Third, they hold palm branches, a clear reference to Jesus entering Jerusalem. The focus is pointed. This diverse, equal group is single minded. They worship as a community of praise.

So, here’s the catch. You might see what was just described as a picture of the future. What heaven WILL look like. But the first Christians wouldn’t have read it that way and neither should we. The words are less about the future and more about what the church should look like today.

A church of diversity. One where the uniqueness of all walks of life are present and invited to the table.

A church of equality. Connected. Regardless of our past, physical, material, or intellectual merit.

A church of singular praise. A church that dethrones itself and enthrones the One who makes all things new.

Enter “Disney Princess Theology.”

When you sit down and watch a Disney movie, they are mostly crafted so that as you watch, you see yourself in the leading role. The unsung hero, the one who defeats the odds, the one counted out who in the end rises victorious.

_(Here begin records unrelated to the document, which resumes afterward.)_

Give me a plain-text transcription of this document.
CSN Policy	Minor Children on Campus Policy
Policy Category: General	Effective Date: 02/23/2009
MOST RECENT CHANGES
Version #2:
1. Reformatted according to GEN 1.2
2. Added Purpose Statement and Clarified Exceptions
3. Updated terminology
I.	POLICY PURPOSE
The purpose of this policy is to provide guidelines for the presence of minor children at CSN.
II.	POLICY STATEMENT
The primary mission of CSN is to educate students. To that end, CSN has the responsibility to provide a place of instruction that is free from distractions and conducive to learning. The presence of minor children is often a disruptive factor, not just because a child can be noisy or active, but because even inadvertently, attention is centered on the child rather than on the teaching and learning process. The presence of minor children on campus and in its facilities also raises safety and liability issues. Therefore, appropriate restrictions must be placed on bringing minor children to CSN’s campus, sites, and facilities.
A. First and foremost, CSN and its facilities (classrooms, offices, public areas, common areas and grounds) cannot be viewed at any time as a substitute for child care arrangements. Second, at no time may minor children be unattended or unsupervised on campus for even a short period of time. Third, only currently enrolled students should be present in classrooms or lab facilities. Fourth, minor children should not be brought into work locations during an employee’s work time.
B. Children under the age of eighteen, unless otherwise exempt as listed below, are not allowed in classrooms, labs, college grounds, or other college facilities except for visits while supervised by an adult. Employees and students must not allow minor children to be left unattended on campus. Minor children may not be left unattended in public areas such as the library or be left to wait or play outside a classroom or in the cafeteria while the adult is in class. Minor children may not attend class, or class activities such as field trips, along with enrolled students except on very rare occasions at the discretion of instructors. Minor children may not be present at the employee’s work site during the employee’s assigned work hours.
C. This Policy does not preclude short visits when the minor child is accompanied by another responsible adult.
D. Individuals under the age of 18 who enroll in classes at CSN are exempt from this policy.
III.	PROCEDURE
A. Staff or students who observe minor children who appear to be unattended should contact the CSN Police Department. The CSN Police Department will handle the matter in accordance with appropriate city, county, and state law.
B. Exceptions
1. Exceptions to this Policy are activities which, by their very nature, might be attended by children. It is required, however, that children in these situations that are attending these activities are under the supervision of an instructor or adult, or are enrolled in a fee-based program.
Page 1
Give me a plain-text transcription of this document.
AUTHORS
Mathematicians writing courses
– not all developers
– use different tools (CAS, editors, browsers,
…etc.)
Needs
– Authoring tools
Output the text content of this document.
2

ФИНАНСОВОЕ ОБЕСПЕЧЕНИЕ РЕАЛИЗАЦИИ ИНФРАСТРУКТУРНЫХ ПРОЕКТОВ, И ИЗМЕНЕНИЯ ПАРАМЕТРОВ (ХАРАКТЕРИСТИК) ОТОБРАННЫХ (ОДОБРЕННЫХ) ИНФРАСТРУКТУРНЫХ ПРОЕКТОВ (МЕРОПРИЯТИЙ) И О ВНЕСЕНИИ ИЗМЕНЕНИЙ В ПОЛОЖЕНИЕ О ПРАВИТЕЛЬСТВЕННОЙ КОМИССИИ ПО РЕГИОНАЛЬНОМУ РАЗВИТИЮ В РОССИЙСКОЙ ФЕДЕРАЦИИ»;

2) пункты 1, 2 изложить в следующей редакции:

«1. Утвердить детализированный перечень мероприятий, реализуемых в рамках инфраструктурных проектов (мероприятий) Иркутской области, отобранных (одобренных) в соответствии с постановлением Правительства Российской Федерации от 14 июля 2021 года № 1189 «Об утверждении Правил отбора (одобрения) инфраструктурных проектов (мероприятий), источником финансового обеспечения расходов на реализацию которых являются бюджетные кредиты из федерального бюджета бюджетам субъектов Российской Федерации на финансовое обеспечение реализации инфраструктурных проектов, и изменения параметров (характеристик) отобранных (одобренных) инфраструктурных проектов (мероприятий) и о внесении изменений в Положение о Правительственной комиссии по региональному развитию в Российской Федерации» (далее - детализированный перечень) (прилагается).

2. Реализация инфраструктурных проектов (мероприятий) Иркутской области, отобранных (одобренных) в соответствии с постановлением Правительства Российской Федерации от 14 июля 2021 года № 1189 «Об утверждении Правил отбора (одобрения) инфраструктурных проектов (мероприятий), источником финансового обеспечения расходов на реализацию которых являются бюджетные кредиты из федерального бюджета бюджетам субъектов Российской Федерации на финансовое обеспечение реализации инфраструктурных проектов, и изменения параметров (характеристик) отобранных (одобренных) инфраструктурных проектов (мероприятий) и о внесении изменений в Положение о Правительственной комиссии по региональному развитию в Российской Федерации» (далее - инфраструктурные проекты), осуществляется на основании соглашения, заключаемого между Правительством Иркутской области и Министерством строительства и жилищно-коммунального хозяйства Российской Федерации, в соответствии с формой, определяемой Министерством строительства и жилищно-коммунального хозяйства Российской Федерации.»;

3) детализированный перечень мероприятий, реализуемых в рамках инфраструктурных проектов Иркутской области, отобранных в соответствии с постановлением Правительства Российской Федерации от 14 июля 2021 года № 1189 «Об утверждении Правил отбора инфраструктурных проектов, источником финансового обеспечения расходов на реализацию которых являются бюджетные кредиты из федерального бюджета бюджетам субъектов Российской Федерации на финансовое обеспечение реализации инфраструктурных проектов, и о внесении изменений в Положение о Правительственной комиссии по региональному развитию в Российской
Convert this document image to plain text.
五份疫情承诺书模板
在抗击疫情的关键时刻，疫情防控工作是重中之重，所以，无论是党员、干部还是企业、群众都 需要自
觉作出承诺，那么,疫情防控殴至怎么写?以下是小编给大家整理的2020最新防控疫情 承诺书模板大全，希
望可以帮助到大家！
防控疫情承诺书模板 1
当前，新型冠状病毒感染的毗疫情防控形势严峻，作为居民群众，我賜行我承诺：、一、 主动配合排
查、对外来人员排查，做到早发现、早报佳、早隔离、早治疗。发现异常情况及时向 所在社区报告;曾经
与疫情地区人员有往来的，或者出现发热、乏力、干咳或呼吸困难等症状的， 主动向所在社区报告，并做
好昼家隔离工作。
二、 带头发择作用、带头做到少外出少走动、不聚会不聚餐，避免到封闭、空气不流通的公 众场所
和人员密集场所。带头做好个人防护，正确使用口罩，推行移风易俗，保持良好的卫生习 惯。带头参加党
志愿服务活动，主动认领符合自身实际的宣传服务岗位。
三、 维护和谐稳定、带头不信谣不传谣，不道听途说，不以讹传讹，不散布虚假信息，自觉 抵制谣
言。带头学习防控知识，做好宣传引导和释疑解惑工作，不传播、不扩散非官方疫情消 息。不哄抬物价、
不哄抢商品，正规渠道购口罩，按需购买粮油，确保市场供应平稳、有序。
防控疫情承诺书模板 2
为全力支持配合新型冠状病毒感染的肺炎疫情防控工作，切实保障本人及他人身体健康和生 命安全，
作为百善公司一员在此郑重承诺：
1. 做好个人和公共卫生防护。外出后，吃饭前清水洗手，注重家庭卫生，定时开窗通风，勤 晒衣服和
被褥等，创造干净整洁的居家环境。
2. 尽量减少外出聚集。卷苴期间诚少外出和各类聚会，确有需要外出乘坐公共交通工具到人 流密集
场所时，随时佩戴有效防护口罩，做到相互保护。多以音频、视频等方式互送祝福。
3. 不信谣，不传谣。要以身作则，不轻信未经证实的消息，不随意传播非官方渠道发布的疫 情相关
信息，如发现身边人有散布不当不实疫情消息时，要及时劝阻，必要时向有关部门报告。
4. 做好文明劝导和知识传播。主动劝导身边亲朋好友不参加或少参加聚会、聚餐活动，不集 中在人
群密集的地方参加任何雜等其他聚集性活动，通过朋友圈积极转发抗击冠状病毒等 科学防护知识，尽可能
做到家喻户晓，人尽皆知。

The temptation, particularly among American evangelicals, is we have been trained to look at the characters in Scripture and see ourselves as the hero or the faithful one.

In the story of Joseph in the Old Testament, we don’t see ourselves as one of the brothers or as Pharaoh. No, we identify ourselves with Joseph. And, how many of us, when we look at the lives of the twelve male disciples of Jesus, see ourselves in Judas more than we do in Peter? Or the widow who gave at the temple and not the rich young ruler? Are we not always the Jews escaping slavery and never Egypt?

What does this have to do with Revelation? Look closer. Much of it contains instructions not only for how the church is to live under a powerful empire of this world, but to also resist conforming to it. Instead, we are called to embrace a different Kingdom and work with God in seeing it come to pass.

Disney Princess Theology means you see yourself as the persecuted…never identifying ourselves with Rome. No one really sees themselves as the wicked step-mother. Cinderella—the struggling child of virtue feels more palatable. Besides, it all ends with her being rescued by the “prince” and delivered away from all the evil into paradise. Sound familiar?

Is it possible that one of the reasons the church today lacks the diversity, equality and true praise evidenced in that heavenly vision is not because of outward forces pushing in on a persecuted church that needs rescued, but because we fail to see how our own lives have added to the lack of diversity, equality, and true—selfless praise? Pastor Ben mentioned in his sermon the idea of repentance. Generally, princesses don’t need to repent, they need rescued. But what if we took off the Disney lenses and instead put the lenses of Revelation on?

Tough stuff, I know. I poked the bear. But I think John did it first.

Let’s keep those Revelation lenses on a bit longer as we continue to discern the church God desires for us to be.